The summer has delivered more that its share of geeky get-togethers. From the Google I/O to Comic-Con, there have been enough nerdy round-ups to keep even the most sophisticated of Sci-Fi aficionado happy. But one of the more impressive tech fests of the season was the Microsoft Image Cup Competition, held this year in Sydney, Australia. The five-day competition pitted teams from all over the world together to find the best new applications of Microsoft products. There were impressive entries ranging from smart phones that locate land mines to automated shopping carts that aid those in wheelchairs. But far and away the most impressive device used in this competition was the Microsoft Kinect.
The winner was the Ukrainian quadSquad, who developed Enable Talk, a glove capable of translating sign language into audible speech, and many of the devices in competition were geared towards health and education, but there were those who geared towards energy conservation as well. But the American Team Whiteboard Pirates’s entry “Duck Duck Punch” was a feature in a Popular Science write-up of the event, and an excellent example of what developers using the Kinect are capable of producing.

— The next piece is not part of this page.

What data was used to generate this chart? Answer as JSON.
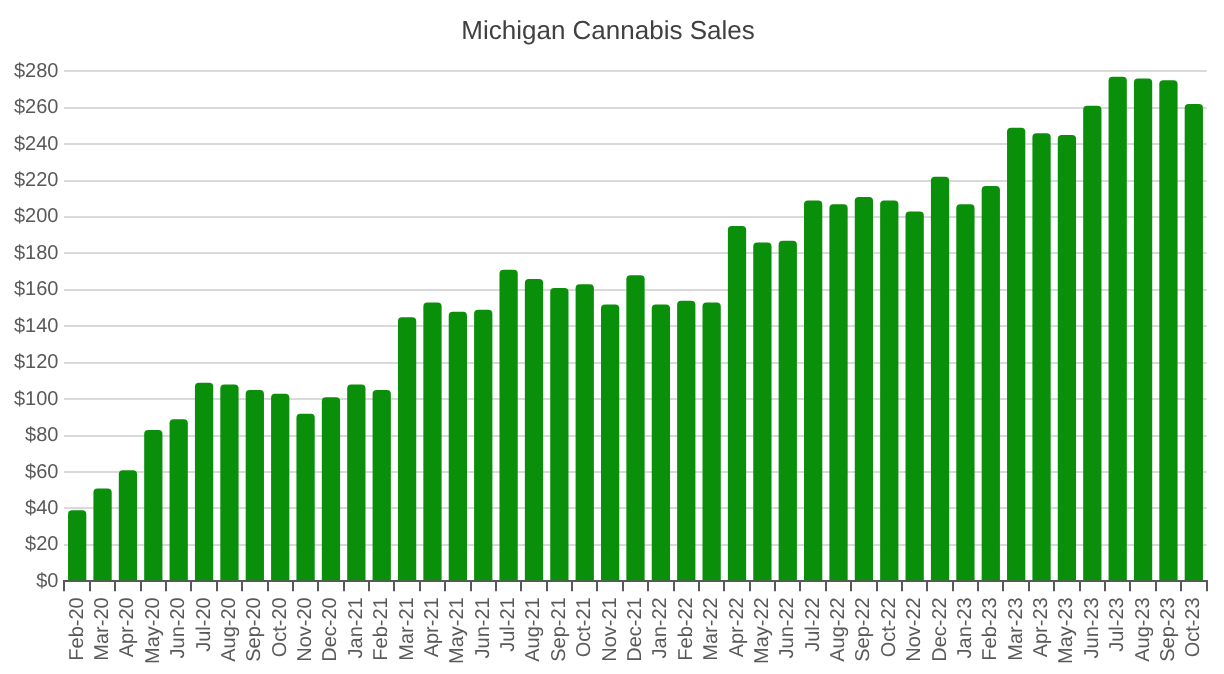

Duck Duck Punch was developed with the help of a physical therapist as a tool in the recovery of stroke victims. It uses the Kinect to monitor the movement of patients who play the game as a means of stimulating muscle memory. “The trick with stroke rehabilitation is that it's not really the victims' [limbs] that need rehabilitating,” Popular Science explains. “It's their brains. The muscles themselves are capable of making the movement, but the brain believes it can't. The game draws on the idea of “mirror therapy,” in which the brain, seeing an image of a moving limb, believes the body is making that motion, even if it isn't.”
What makes the Kinect so effective is the precision of its measurements. A team from Belgium also submitted a sign-language device that allows the friends and family of the hearing impaired to mimic the signs to various words. This is something that would be difficult for anything except a precision instrument. Popular Science also reports how various businesses have started applying this technology. One company named Ikkos Training has used a similar program to assist in the training of certain athletes—including Michael Phelps. Their gear monitors the movements of its clients and shows how they can improve their form through the same type of muscle memory triggers used by the stroke therapy patients.
What moments like these at the Imagine Cup show us are the possibilities that entertainment and digital animation technology can open up in other areas. Along with types of Augmented Reality like Google Glass and the rapid changes going on in smart phone development, devices like Duck Duck Punch demonstrate the increasing role that interactive and virtual technology will play in everyday life—and soon. And while the Kinect may help only some of us reach our Olympic dreams, the rest of us can sleep a little better knowing that our loved ones are being taken that much better care of.